About 60% of all breaks develop in areas of the peripheral retina that show specific changes. These lesions may be associated with a spontaneous breakdown of pathologically thin retinal tissue to cause a retinal hole, or they may predispose to retinal tear formation in eyes with acute PVD. Retinal holes are round or oval, usually smaller than tears and carry a lower risk of RD. Retinal detachment without PVD is usually associated with either retinal dialysis, or round holes predominantly in young female myopes.

Lattice degeneration

1Prevalence. Lattice degeneration is present in about 8% of the population. It probably develops early in life, with a peak incidence during the second and third decades. It is found more commonly in moderate myopes and is the most important degeneration directly related to RD. It is usually bilateral and most frequently located in the temporal rather than the nasal fundus, and superiorly rather than inferiorly. Lattice is present in about 40% of eyes with RD.

2Pathology. There is discontinuity of the internal limiting membrane with variable atrophy of the underlying NSR. The vitreous overlying an area of lattice is synchytic but the vitreous attachments around the margins are exaggerated (Fig 16.23).

3Signs

•Spindle-shaped areas of retinal thinning, commonly located between the equator and the posterior border of the vitreous base.

•A characteristic feature is an arborizing network of white lines within the islands (Fig. 16.24A).

•Some lattice lesions may be associated with ‘snowflakes’ (remnants of degenerate Müller cells – Fig 16.24B).

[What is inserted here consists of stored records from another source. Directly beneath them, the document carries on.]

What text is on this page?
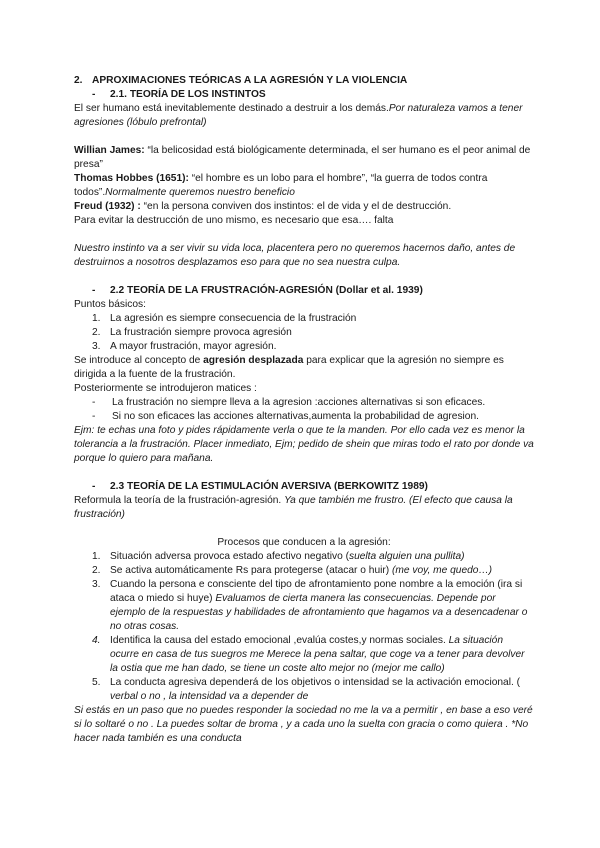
2. APROXIMACIONES TEÓRICAS A LA AGRESIÓN Y LA VIOLENCIA
- 2.1. TEORÍA DE LOS INSTINTOS
El ser humano está inevitablemente destinado a destruir a los demás.Por naturaleza vamos a tener agresiones (lóbulo prefrontal)
Willian James: “la belicosidad está biológicamente determinada, el ser humano es el peor animal de presa”
Thomas Hobbes (1651): “el hombre es un lobo para el hombre”, “la guerra de todos contra todos”.Normalmente queremos nuestro beneficio
Freud (1932) : “en la persona conviven dos instintos: el de vida y el de destrucción.
Para evitar la destrucción de uno mismo, es necesario que esa…. falta
Nuestro instinto va a ser vivir su vida loca, placentera pero no queremos hacernos daño, antes de destruirnos a nosotros desplazamos eso para que no sea nuestra culpa.
- 2.2 TEORÍA DE LA FRUSTRACIÓN-AGRESIÓN (Dollar et al. 1939)
Puntos básicos:
1. La agresión es siempre consecuencia de la frustración
2. La frustración siempre provoca agresión
3. A mayor frustración, mayor agresión.
Se introduce al concepto de agresión desplazada para explicar que la agresión no siempre es dirigida a la fuente de la frustración.
Posteriormente se introdujeron matices :
- La frustración no siempre lleva a la agresion :acciones alternativas si son eficaces.
- Si no son eficaces las acciones alternativas,aumenta la probabilidad de agresion.
Ejm: te echas una foto y pides rápidamente verla o que te la manden. Por ello cada vez es menor la tolerancia a la frustración. Placer inmediato, Ejm; pedido de shein que miras todo el rato por donde va porque lo quiero para mañana.
- 2.3 TEORÍA DE LA ESTIMULACIÓN AVERSIVA (BERKOWITZ 1989)
Reformula la teoría de la frustración-agresión. Ya que también me frustro. (El efecto que causa la frustración)
Procesos que conducen a la agresión:
1. Situación adversa provoca estado afectivo negativo (suelta alguien una pullita)
2. Se activa automáticamente Rs para protegerse (atacar o huir) (me voy, me quedo…)
3. Cuando la persona e consciente del tipo de afrontamiento pone nombre a la emoción (ira si ataca o miedo si huye) Evaluamos de cierta manera las consecuencias. Depende por ejemplo de la respuestas y habilidades de afrontamiento que hagamos va a desencadenar o no otras cosas.
4. Identifica la causa del estado emocional ,evalúa costes,y normas sociales. La situación ocurre en casa de tus suegros me Merece la pena saltar, que coge va a tener para devolver la ostia que me han dado, se tiene un coste alto mejor no (mejor me callo)
5. La conducta agresiva dependerá de los objetivos o intensidad se la activación emocional. ( verbal o no , la intensidad va a depender de
Si estás en un paso que no puedes responder la sociedad no me la va a permitir , en base a eso veré si lo soltaré o no . La puedes soltar de broma , y a cada uno la suelta con gracia o como quiera . *No hacer nada también es una conducta
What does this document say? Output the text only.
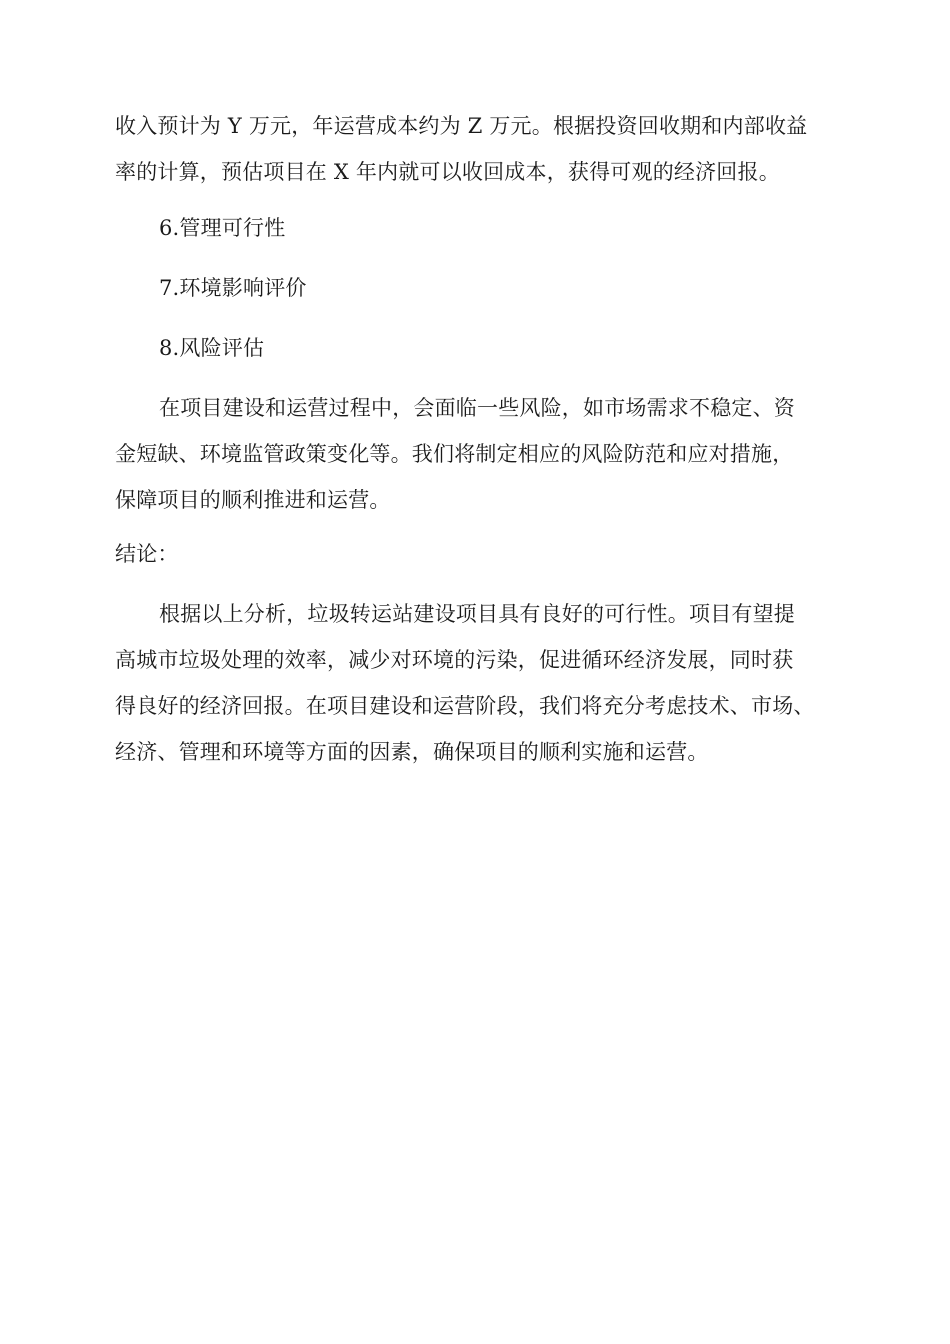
收入预计为 Y 万元，年运营成本约为 Z 万元。根据投资回收期和内部收益
率的计算，预估项目在 X 年内就可以收回成本，获得可观的经济回报。
6.管理可行性
7.环境影响评价
8.风险评估
在项目建设和运营过程中，会面临一些风险，如市场需求不稳定、资
金短缺、环境监管政策变化等。我们将制定相应的风险防范和应对措施，
保障项目的顺利推进和运营。
结论：
根据以上分析，垃圾转运站建设项目具有良好的可行性。项目有望提
高城市垃圾处理的效率，减少对环境的污染，促进循环经济发展，同时获
得良好的经济回报。在项目建设和运营阶段，我们将充分考虑技术、市场、
经济、管理和环境等方面的因素，确保项目的顺利实施和运营。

•Associated hyperplasia of the RPE is common (Fig. 16.24C).

•Small holes within lattice lesions are common and usually innocuous (Fig. 16.24D).

4Complications

a No complications are encountered in most patients (Fig. 16.25A).

bTears may occasionally develop in eyes with acute PVD. A small area of lattice may be seen on the flap of the tear, representing strong vitreoretinal attachment (Fig. 16.25B). Tears may also develop along the posterior edge of an island of lattice (Fig. 16.25C). They typically occur in myopes over the age of 50 years and the SRF progresses more rapidly than in RD caused by small round holes.

cAtrophic holes (Fig. 16.25D) may rarely lead to RD, particularly in young myopes. In these patients the RD may not be preceded by symptoms of acute PVD (photopsia and floaters) and the SRF usually spreads slowly so that the diagnosis may be delayed until central vision is involved. The fellow eye often has a ‘mirror-image’ distribution of holes.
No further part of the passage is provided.